Zunächst wird ein Prototyp rein in einem agilen Projekt entwickelt. Erst danach beginnt die Umsetzung in einem IEC61508 konformen Entwicklungsprozess, sozusagen als Folgeprojekt. Dieser Ansatz kann hilfreich sein, wenn noch größere Unsicherheiten hinsichtlich technischer Machbarkeit der Produktidee bestehen. Falls sich die Idee als nicht realisierbar herausstellt, werden so viel Zeit und Geld gespart. Der Nachteil ist jedoch, dass bei der nachgelagerten Safety-Umsetzung in der Regel auch Änderungen am Design erforderlich sind, da im agilen Prototyp meist nicht alle technischen Anforderungen nach der IEC61508-2/-3 berücksichtigt werden.

Paralleler Ansatz

Beim parallelen Ansatz – sicher und agil – kommen im Projekt praktisch zwei Entwicklungsprozesse gleichzeitig zum Einsatz. Grundlegend hierfür ist die Tatsache, dass eine sicherheitsgerichtete Komponente nicht nur aus sicheren Elementen besteht. Wenn diese Elemente hinreichend voneinander unabhängig sind, können die nicht-sicheren Elemente in einem agilen und die sicheren Elemente in einem IEC61508-Prozessmodell umgesetzt werden. In der Praxis ist es typisch, dass nicht-sichere Software, wie integrierte Webserver agil entwickelt werden. Dieses Modell ist folglich dann gut geeignet, wenn das Projekt große, komplexe nicht-sichere Bestandteile beinhaltet.

Integrierter Ansatz

Bei diesem Modell sind agile Methoden in das Phasenmodell nach IEC61508 integriert. Vereinfacht erklärt wird hier innerhalb der Phasen Design, Architektur, Implementierung und Test zunächst agil gearbeitet. Zum Abschluss der Phasen wird jedoch streng darauf geachtet, dass alle für diese Phase definierten Arbeitsergebnisse erzeugt und die festgelegten Verifikations- und Validierungstätigkeiten erfolgreich durchgeführt wurden.

In der Praxis wiederum können Kombinationen aller dieser Grundmodelle angewandt werden. Ebenfalls kann innerhalb einer Organisation individuell für jedes Projekt das jeweils geeignete Modell gewählt werden.

Transfer in der Praxis

Die geschilderten generischen Projektmodelle helfen dabei, einen Lösungsrahmen aufzuzeigen, es ist jedoch davon abzuraten, ein generisches Projektmodell direkt auf eine Organisation zu übertragen. Bei der Einführung eines agilen Projektmodells für Safety-Projekte müssen umfangreiche strategische Leitplanken des Unternehmens berücksichtigt werden.

Im Vorfeld der Einführung gilt es daher, Kernfragen zu beantworten:

  • In welchen Bereichen des Unternehmens sollen agile Methoden eingeführt werden? Im Management, im Produktmanagement, in der Entwicklung …
  • Wieviel Agilität verträgt die Organisation?
  • Welche Kultur herrscht im Unternehmen?
  • Wieviel Agilität möchte das Management zulassen?
  • Was verspricht man sich von der Einführung agiler Methoden?
  • Welche Ziele sollen damit erreicht werden?
  • Wie sehen die typischen Projekte des Unternehmens aus: Evolutionäre Weiterentwicklung oder „revolutionäre“ Neuent wicklungen?
  • Welche Produkte oder Dienstleistungen werden angeboten: Mechanik, Elektronik, Firmware, Software, oder Services?
  • Wo steht das Unternehmen? – Wo steht der Wettbewerb?

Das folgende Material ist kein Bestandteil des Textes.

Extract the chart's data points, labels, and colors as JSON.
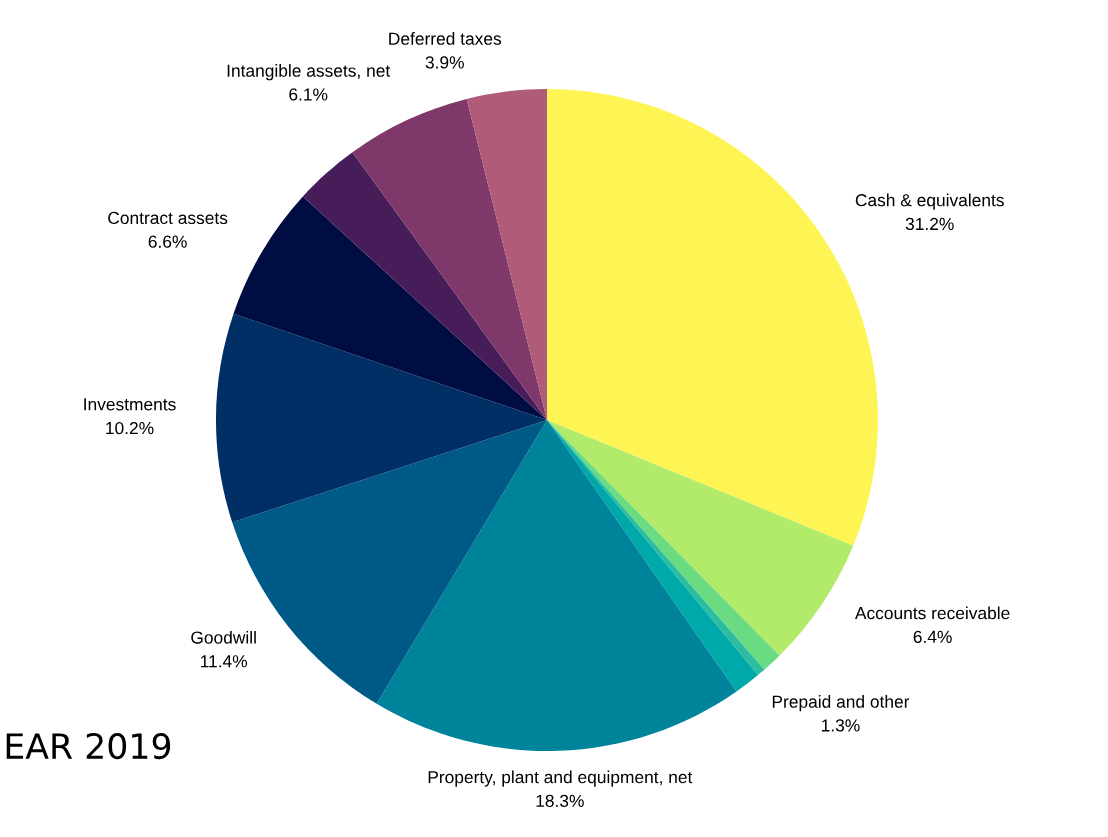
{
  "chart_data": {
    "type": "pie",
    "categories": [
      "Cash & equivalents",
      "Accounts receivable",
      null,
      null,
      "Prepaid and other",
      "Property, plant and equipment, net",
      "Goodwill",
      "Investments",
      "Contract assets",
      null,
      "Intangible assets, net",
      "Deferred taxes"
    ],
    "values": [
      31.2,
      6.4,
      1.0,
      0.4,
      1.3,
      18.3,
      11.4,
      10.2,
      6.6,
      3.2,
      6.1,
      3.9
    ],
    "value_labels": [
      "31.2%",
      "6.4%",
      null,
      null,
      "1.3%",
      "18.3%",
      "11.4%",
      "10.2%",
      "6.6%",
      null,
      "6.1%",
      "3.9%"
    ],
    "colors": [
      "#fef555",
      "#b2ea6a",
      "#6adb80",
      "#2cbca0",
      "#00a9a9",
      "#00849c",
      "#005a87",
      "#002f66",
      "#000d42",
      "#461d58",
      "#7e3869",
      "#b05b78"
    ],
    "annotations": [
      "EAR 2019"
    ]
  }
}
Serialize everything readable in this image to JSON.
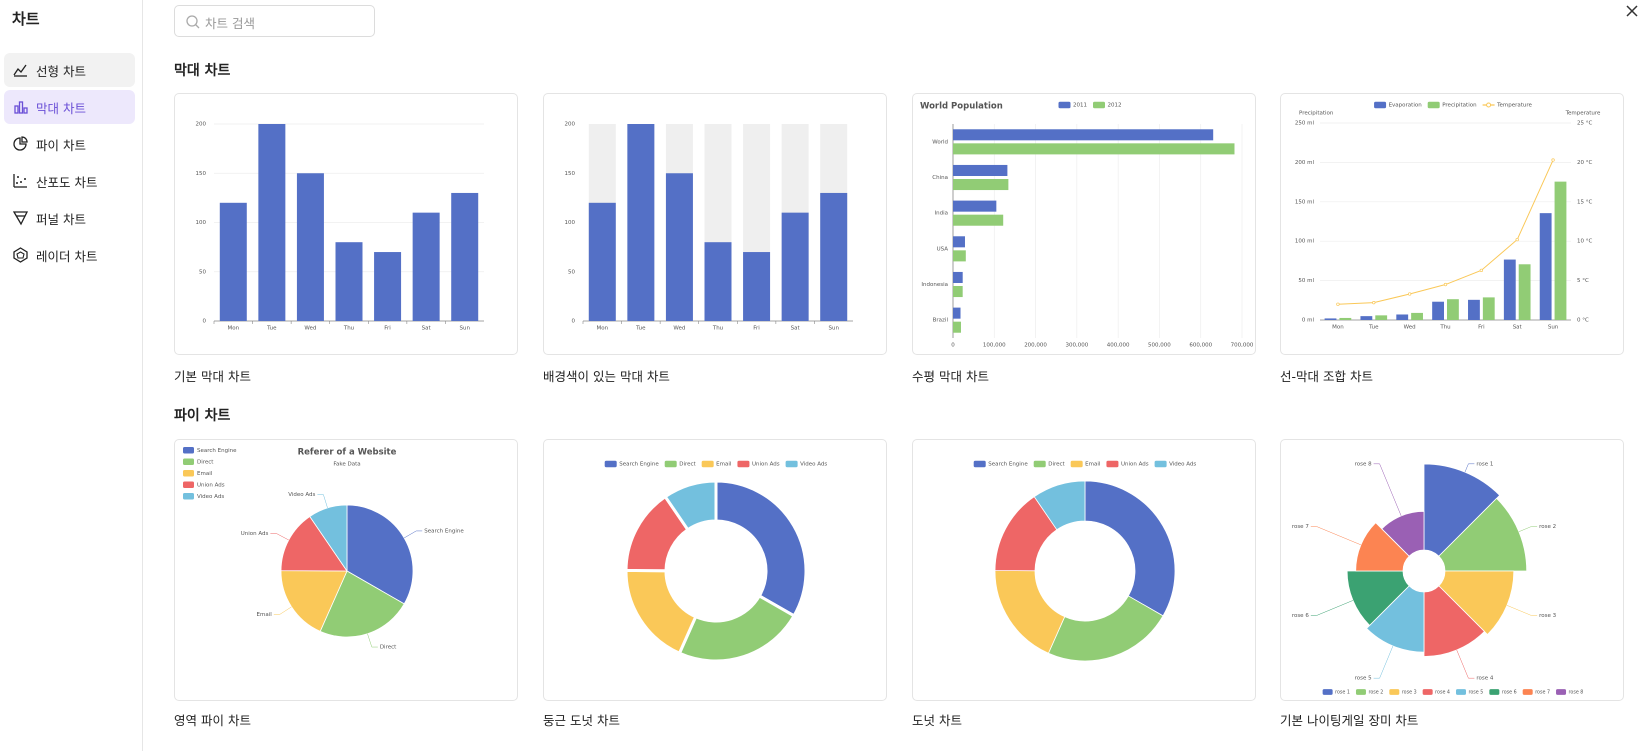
{
  "sidebar": {
    "title": "차트",
    "items": [
      "선형 차트",
      "막대 차트",
      "파이 차트",
      "산포도 차트",
      "퍼널 차트",
      "레이더 차트"
    ],
    "active": 1
  },
  "search": {
    "placeholder": "차트 검색"
  },
  "sections": [
    {
      "title": "막대 차트",
      "cards": [
        {
          "label": "기본 막대 차트",
          "chart": {
            "type": "bar",
            "categories": [
              "Mon",
              "Tue",
              "Wed",
              "Thu",
              "Fri",
              "Sat",
              "Sun"
            ],
            "values": [
              120,
              200,
              150,
              80,
              70,
              110,
              130
            ],
            "color": "#5470c6",
            "ylim": [
              0,
              200
            ],
            "yticks": [
              0,
              50,
              100,
              150,
              200
            ],
            "grid": true
          }
        },
        {
          "label": "배경색이 있는 막대 차트",
          "chart": {
            "type": "bar",
            "show_background": true,
            "categories": [
              "Mon",
              "Tue",
              "Wed",
              "Thu",
              "Fri",
              "Sat",
              "Sun"
            ],
            "values": [
              120,
              200,
              150,
              80,
              70,
              110,
              130
            ],
            "color": "#5470c6",
            "ylim": [
              0,
              200
            ],
            "yticks": [
              0,
              50,
              100,
              150,
              200
            ],
            "grid": false
          }
        },
        {
          "label": "수평 막대 차트",
          "chart": {
            "type": "hbar",
            "title": "World Population",
            "categories": [
              "Brazil",
              "Indonesia",
              "USA",
              "India",
              "China",
              "World"
            ],
            "series": [
              {
                "name": "2011",
                "color": "#5470c6",
                "values": [
                  18203,
                  23489,
                  29034,
                  104970,
                  131744,
                  630230
                ]
              },
              {
                "name": "2012",
                "color": "#91cc75",
                "values": [
                  19325,
                  23438,
                  31000,
                  121594,
                  134141,
                  681807
                ]
              }
            ],
            "xlim": [
              0,
              700000
            ],
            "xticks": [
              0,
              {
                "value": 100000,
                "label": "100,000"
              },
              {
                "value": 200000,
                "label": "200,000"
              },
              {
                "value": 300000,
                "label": "300,000"
              },
              {
                "value": 400000,
                "label": "400,000"
              },
              {
                "value": 500000,
                "label": "500,000"
              },
              {
                "value": 600000,
                "label": "600,000"
              },
              {
                "value": 700000,
                "label": "700,000"
              }
            ],
            "grid": true
          }
        },
        {
          "label": "선-막대 조합 차트",
          "chart": {
            "type": "mixed",
            "categories": [
              "Mon",
              "Tue",
              "Wed",
              "Thu",
              "Fri",
              "Sat",
              "Sun"
            ],
            "y_axis_name": "Precipitation",
            "y2_axis_name": "Temperature",
            "series": [
              {
                "name": "Evaporation",
                "type": "bar",
                "color": "#5470c6",
                "values": [
                  2.0,
                  4.9,
                  7.0,
                  23.2,
                  25.6,
                  76.7,
                  135.6
                ]
              },
              {
                "name": "Precipitation",
                "type": "bar",
                "color": "#91cc75",
                "values": [
                  2.6,
                  5.9,
                  9.0,
                  26.4,
                  28.7,
                  70.7,
                  175.6
                ]
              },
              {
                "name": "Temperature",
                "type": "line",
                "axis": "y2",
                "color": "#fac858",
                "values": [
                  2.0,
                  2.2,
                  3.3,
                  4.5,
                  6.3,
                  10.2,
                  20.3
                ]
              }
            ],
            "ylim": [
              0,
              250
            ],
            "yticks": [
              {
                "value": 0,
                "label": "0 ml"
              },
              {
                "value": 50,
                "label": "50 ml"
              },
              {
                "value": 100,
                "label": "100 ml"
              },
              {
                "value": 150,
                "label": "150 ml"
              },
              {
                "value": 200,
                "label": "200 ml"
              },
              {
                "value": 250,
                "label": "250 ml"
              }
            ],
            "y2lim": [
              0,
              25
            ],
            "y2ticks": [
              {
                "value": 0,
                "label": "0 °C"
              },
              {
                "value": 5,
                "label": "5 °C"
              },
              {
                "value": 10,
                "label": "10 °C"
              },
              {
                "value": 15,
                "label": "15 °C"
              },
              {
                "value": 20,
                "label": "20 °C"
              },
              {
                "value": 25,
                "label": "25 °C"
              }
            ],
            "grid": true
          }
        }
      ]
    },
    {
      "title": "파이 차트",
      "cards": [
        {
          "label": "영역 파이 차트",
          "chart": {
            "type": "pie",
            "title": "Referer of a Website",
            "subtitle": "Fake Data",
            "categories": [
              "Search Engine",
              "Direct",
              "Email",
              "Union Ads",
              "Video Ads"
            ],
            "values": [
              1048,
              735,
              580,
              484,
              300
            ],
            "colors": [
              "#5470c6",
              "#91cc75",
              "#fac858",
              "#ee6666",
              "#73c0de"
            ],
            "legend": "left",
            "labels": true
          }
        },
        {
          "label": "둥근 도넛 차트",
          "chart": {
            "type": "donut",
            "rounded": true,
            "categories": [
              "Search Engine",
              "Direct",
              "Email",
              "Union Ads",
              "Video Ads"
            ],
            "values": [
              1048,
              735,
              580,
              484,
              300
            ],
            "colors": [
              "#5470c6",
              "#91cc75",
              "#fac858",
              "#ee6666",
              "#73c0de"
            ],
            "legend": "top",
            "labels": false
          }
        },
        {
          "label": "도넛 차트",
          "chart": {
            "type": "donut",
            "rounded": false,
            "categories": [
              "Search Engine",
              "Direct",
              "Email",
              "Union Ads",
              "Video Ads"
            ],
            "values": [
              1048,
              735,
              580,
              484,
              300
            ],
            "colors": [
              "#5470c6",
              "#91cc75",
              "#fac858",
              "#ee6666",
              "#73c0de"
            ],
            "legend": "top",
            "labels": false
          }
        },
        {
          "label": "기본 나이팅게일 장미 차트",
          "chart": {
            "type": "rose",
            "categories": [
              "rose 1",
              "rose 2",
              "rose 3",
              "rose 4",
              "rose 5",
              "rose 6",
              "rose 7",
              "rose 8"
            ],
            "values": [
              40,
              38,
              32,
              30,
              28,
              26,
              22,
              18
            ],
            "colors": [
              "#5470c6",
              "#91cc75",
              "#fac858",
              "#ee6666",
              "#73c0de",
              "#3ba272",
              "#fc8452",
              "#9a60b4"
            ],
            "legend": "bottom",
            "labels": true
          }
        }
      ]
    }
  ]
}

Vor der Einführung sollte also zunächst eine fundierte Bestandsaufnahme des Status-Quo, der spezifischen Herausforderungen und der genauen Zielsetzung stehen. Bei der Definition und Einführung der neuen Projektmodelle sollten zudem Experten aus den Gebieten der funktionalen Sicherheit und agiler Methoden mit starkem Praxisbezug und Verständnis für das Kerngeschäft des Unternehmens zur Verfügung stehen.

Zusammenfassung und Fazit

Agile Safety, – agile Methoden und funktionale Sicherheit – sind heute kein Widerspruch mehr. Das bestätigen auch die Zertifizierer. Zahlreiche Industrieunternehmen haben die Synthese bereits erfolgreich vollzogen und können dadurch innovative Produkte in kürzerer Zeit entwickeln und früher in den Markt einführen.